Pushing Dolly’s door open, Sawant slipped inside. She was asleep, lying on the same narrow cot that she had used for the last twenty years. Her hair had come loose during the night and lay fanned across her pillow. In repose her skin looked almost translucent, and her face had the serene beauty of a temple carving. Standing over her bed, watching the slow rhythms of her breath, Sawant hesitated.
Yesterday, on his way to his village on the estuary, Sawant had met a goatherd who was returning from the direction of the Residency. They had talked for a while, about the peepul tree, about the Collector’s memsahib, about the rich prince from Burma and how he was besotted with Dolly.
It was impossible to think of Outram House without Dolly; impossible to imagine Ratnagiri emptied of her presence. But better that than to see her waste away before his eyes. No, he owed her this. He kneeled beside her and raised his hand.
She was wearing a crumpled night-time sari. The cloth was white and it hung like a veil over her long slender limbs. He thought of the time when they’d sat together on his sagging rope bed, with his blood-stained langot draped over their interlocking limbs. Just as he was about to wake her, his hand froze. To think of being without Dolly: it was madness! He began to back away. But then again he stopped. No, he owed her this.
Suddenly she opened her eyes. ‘You!’ She sat upright, folding her arms over her chest.
He put a finger to his lips. ‘Quiet. Everyone’s asleep. Quick. Get dressed.’
‘Why?’
‘He’s leaving. Your man.’
Her eyes widened, in dismay. ‘So soon?’
‘Yes.’
‘But there’s no steamer. And at this time of year, I didn’t think he would be able to go.’
‘He’s hired a hori.’
‘But isn’t it too late now?’
‘No. They won’t be able to leave until the light’s better. Quick. You have to stop him. Too much has gone wrong for you, Dolly. Not again. Come.
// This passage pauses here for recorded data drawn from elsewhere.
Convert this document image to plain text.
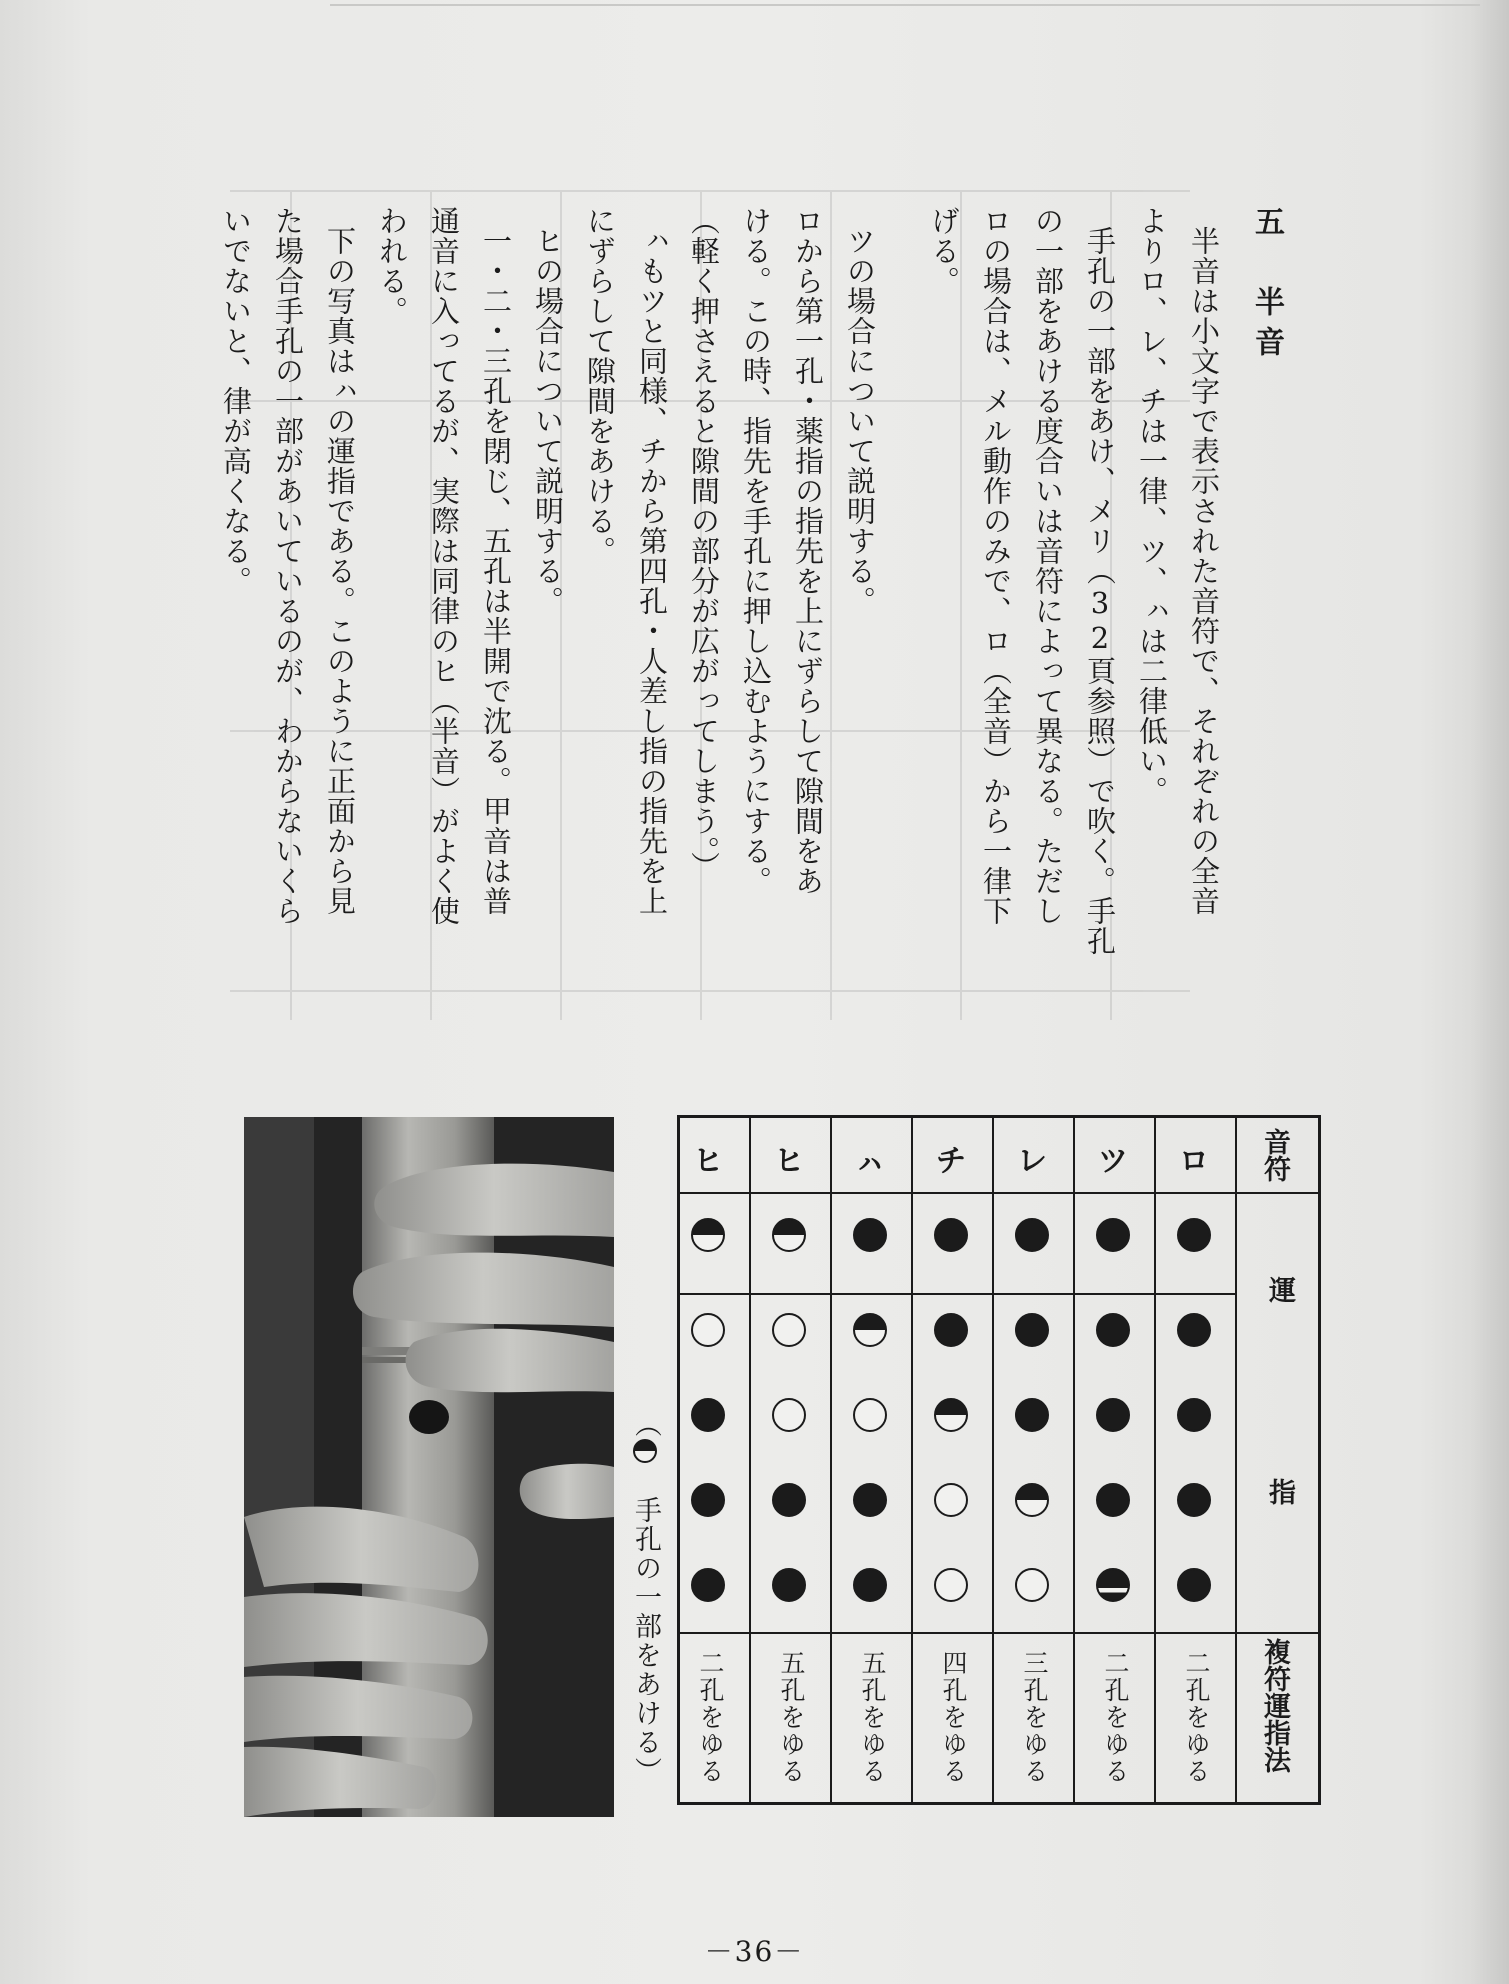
五　半音
半音は小文字で表示された音符で、それぞれの全音
よりロ、レ、チは一律、ツ、ㇵは二律低い。
手孔の一部をあけ、メリ（32頁参照）で吹く。手孔
の一部をあける度合いは音符によって異なる。ただし
ロの場合は、メル動作のみで、ロ（全音）から一律下
げる。
ツの場合について説明する。
ロから第一孔・薬指の指先を上にずらして隙間をあ
ける。この時、指先を手孔に押し込むようにする。
（軽く押さえると隙間の部分が広がってしまう。）
ㇵもツと同様、チから第四孔・人差し指の指先を上
にずらして隙間をあける。
ヒの場合について説明する。
一・二・三孔を閉じ、五孔は半開で沈る。甲音は普
通音に入ってるが、実際は同律のヒ（半音）がよく使
われる。
下の写真はㇵの運指である。このように正面から見
た場合手孔の一部があいているのが、わからないくら
いでないと、律が高くなる。
音符
運
指
複符運指法
ロ
二孔をゆる
ツ
二孔をゆる
レ
三孔をゆる
チ
四孔をゆる
ㇵ
五孔をゆる
ヒ
五孔をゆる
ヒ
二孔をゆる
（ 手孔の一部をあける）
－36－
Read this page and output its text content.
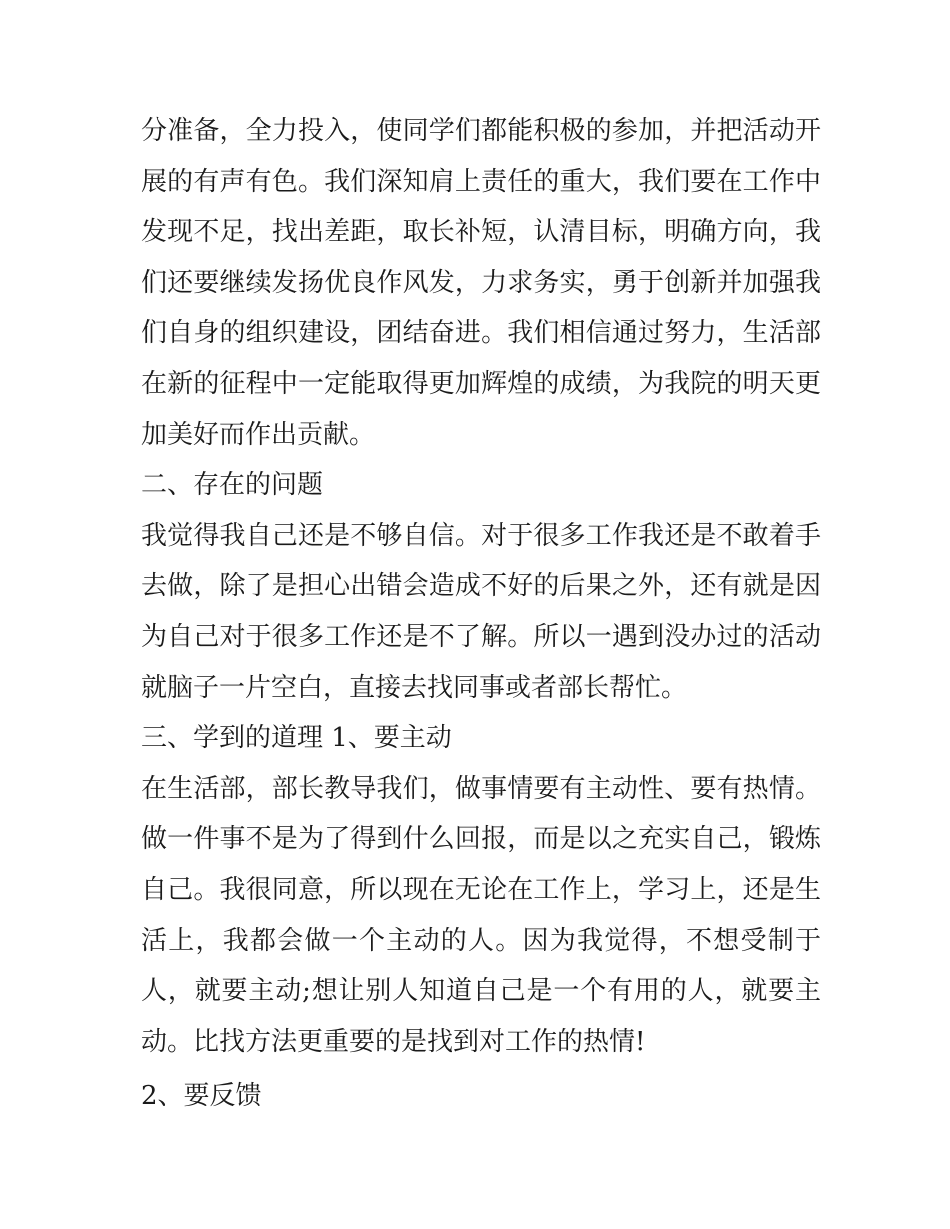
分准备，全力投入，使同学们都能积极的参加，并把活动开展的有声有色。我们深知肩上责任的重大，我们要在工作中发现不足，找出差距，取长补短，认清目标，明确方向，我们还要继续发扬优良作风发，力求务实，勇于创新并加强我们自身的组织建设，团结奋进。我们相信通过努力，生活部在新的征程中一定能取得更加辉煌的成绩，为我院的明天更加美好而作出贡献。

二、存在的问题

我觉得我自己还是不够自信。对于很多工作我还是不敢着手去做，除了是担心出错会造成不好的后果之外，还有就是因为自己对于很多工作还是不了解。所以一遇到没办过的活动就脑子一片空白，直接去找同事或者部长帮忙。

三、学到的道理 1、要主动

在生活部，部长教导我们，做事情要有主动性、要有热情。做一件事不是为了得到什么回报，而是以之充实自己，锻炼自己。我很同意，所以现在无论在工作上，学习上，还是生活上，我都会做一个主动的人。因为我觉得，不想受制于人，就要主动;想让别人知道自己是一个有用的人，就要主动。比找方法更重要的是找到对工作的热情!

2、要反馈
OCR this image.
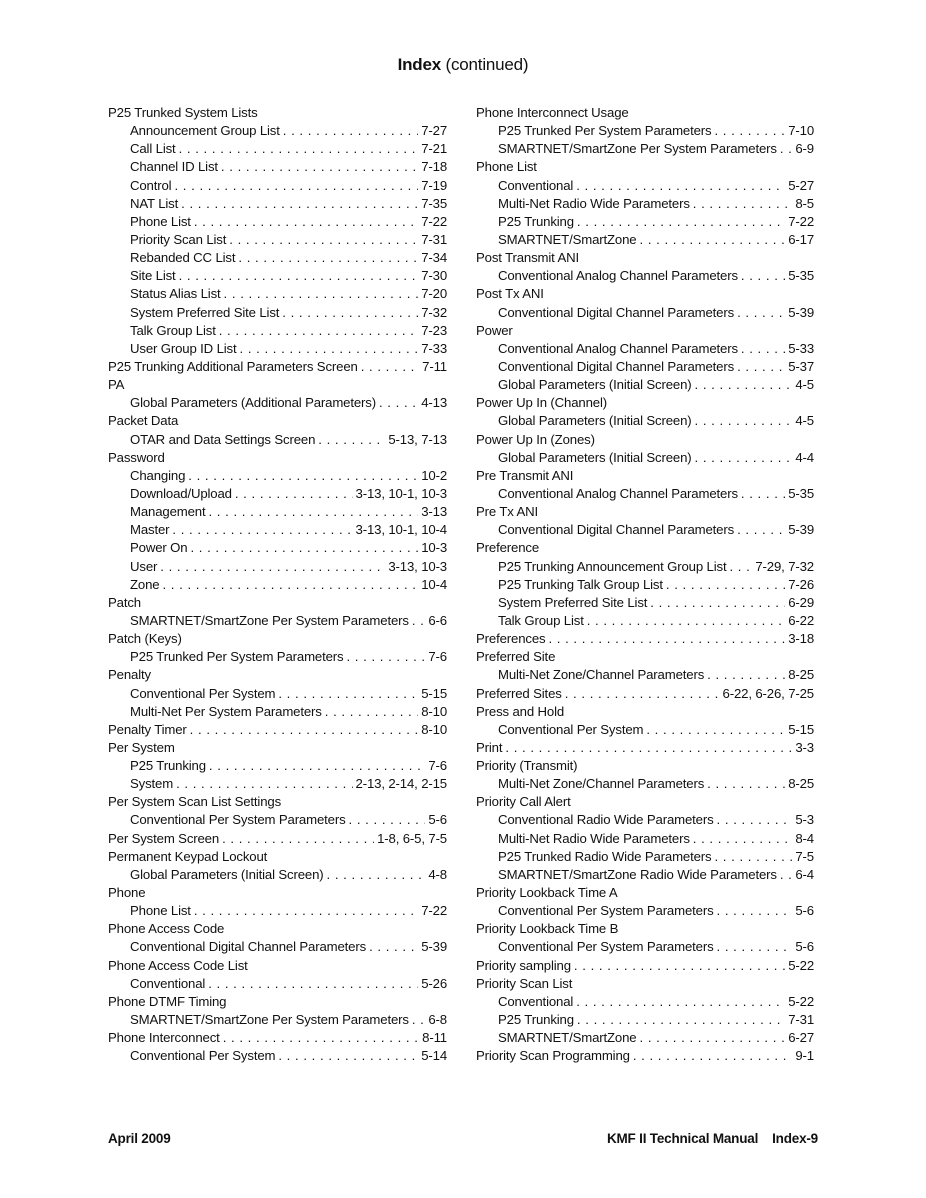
Index (continued)
P25 Trunked System Lists
Announcement Group List . . .	7-27
Call List . . .	7-21
Channel ID List . . .	7-18
Control . . .	7-19
NAT List . . .	7-35
Phone List . . .	7-22
Priority Scan List . . .	7-31
Rebanded CC List . . .	7-34
Site List . . .	7-30
Status Alias List . . .	7-20
System Preferred Site List . . .	7-32
Talk Group List . . .	7-23
User Group ID List . . .	7-33
P25 Trunking Additional Parameters Screen . . .	7-11
PA
Global Parameters (Additional Parameters) . . .	4-13
Packet Data
OTAR and Data Settings Screen . . .	5-13, 7-13
Password
Changing . . .	10-2
Download/Upload . . .	3-13, 10-1, 10-3
Management . . .	3-13
Master . . .	3-13, 10-1, 10-4
Power On . . .	10-3
User . . .	3-13, 10-3
Zone . . .	10-4
Patch
SMARTNET/SmartZone Per System Parameters . . . 6-6
Patch (Keys)
P25 Trunked Per System Parameters . . .	7-6
Penalty
Conventional Per System . . .	5-15
Multi-Net Per System Parameters . . .	8-10
Penalty Timer . . .	8-10
Per System
P25 Trunking . . .	7-6
System . . .	2-13, 2-14, 2-15
Per System Scan List Settings
Conventional Per System Parameters . . .	5-6
Per System Screen . . .	1-8, 6-5, 7-5
Permanent Keypad Lockout
Global Parameters (Initial Screen) . . .	4-8
Phone
Phone List . . .	7-22
Phone Access Code
Conventional Digital Channel Parameters . . .	5-39
Phone Access Code List
Conventional . . .	5-26
Phone DTMF Timing
SMARTNET/SmartZone Per System Parameters . . . 6-8
Phone Interconnect . . .	8-11
Conventional Per System . . .	5-14
Phone Interconnect Usage
P25 Trunked Per System Parameters . . .	7-10
SMARTNET/SmartZone Per System Parameters . . . 6-9
Phone List
Conventional . . .	5-27
Multi-Net Radio Wide Parameters . . .	8-5
P25 Trunking . . .	7-22
SMARTNET/SmartZone . . .	6-17
Post Transmit ANI
Conventional Analog Channel Parameters . . .	5-35
Post Tx ANI
Conventional Digital Channel Parameters . . .	5-39
Power
Conventional Analog Channel Parameters . . .	5-33
Conventional Digital Channel Parameters . . .	5-37
Global Parameters (Initial Screen) . . .	4-5
Power Up In (Channel)
Global Parameters (Initial Screen) . . .	4-5
Power Up In (Zones)
Global Parameters (Initial Screen) . . .	4-4
Pre Transmit ANI
Conventional Analog Channel Parameters . . .	5-35
Pre Tx ANI
Conventional Digital Channel Parameters . . .	5-39
Preference
P25 Trunking Announcement Group List . . . 7-29, 7-32
P25 Trunking Talk Group List . . .	7-26
System Preferred Site List . . .	6-29
Talk Group List . . .	6-22
Preferences . . .	3-18
Preferred Site
Multi-Net Zone/Channel Parameters . . .	8-25
Preferred Sites . . .	6-22, 6-26, 7-25
Press and Hold
Conventional Per System . . .	5-15
Print . . .	3-3
Priority (Transmit)
Multi-Net Zone/Channel Parameters . . .	8-25
Priority Call Alert
Conventional Radio Wide Parameters . . .	5-3
Multi-Net Radio Wide Parameters . . .	8-4
P25 Trunked Radio Wide Parameters . . .	7-5
SMARTNET/SmartZone Radio Wide Parameters . . . 6-4
Priority Lookback Time A
Conventional Per System Parameters . . .	5-6
Priority Lookback Time B
Conventional Per System Parameters . . .	5-6
Priority sampling . . .	5-22
Priority Scan List
Conventional . . .	5-22
P25 Trunking . . .	7-31
SMARTNET/SmartZone . . .	6-27
Priority Scan Programming . . .	9-1
April 2009	KMF II Technical Manual Index-9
Quick.’
‘How?’
‘I’ll harness the trap and take you down to Mandvi. Quick.’
By the time she was dressed, the trap was outside, ready to go. Sawant had harnessed it to his fastest horse, a grey mare. He held out a hand to help Dolly in and then flicked the tip of his whip over the mare’s head. The trap lurched forward, and they went rattling down the hill, past the police lines, the gaol, the Cutchery. At the Jhinjhinaka bazaar, a pack of guard dogs ran howling after them as they went racing past. From a long way off they saw the hori, casting off its moorings and pulling away, under oar, into the bay.
‘Mohanbhai!’
He cracked his whip. ‘I can go no faster, Dolly.’
When they reached the jetty the boat was a long way gone, approaching the mouth of the bay. ‘Run, Dolly, run!’ Sawant leapt off and gripped the mare’s bit. ‘Run! Run!’
She ran down the jetty, waving: in the distance the boat was trying to manoeuvre its bows so that it would be able to slip through the shoals and currents ahead. Its stern bucked furiously as it approached the pounding waters of the open sea. In a few minutes it would be out of the bay. She waved again and just as she was about to give up the hori’s bows began to turn, away from the bay’s mouth. Circling all the way around the bay the heavy craft came back to the waterfront, pulling up at the end of the jetty. The hori sat high in the water and Rajkumar easily vaulted the distance between the boat and the jetty’s outermost plank.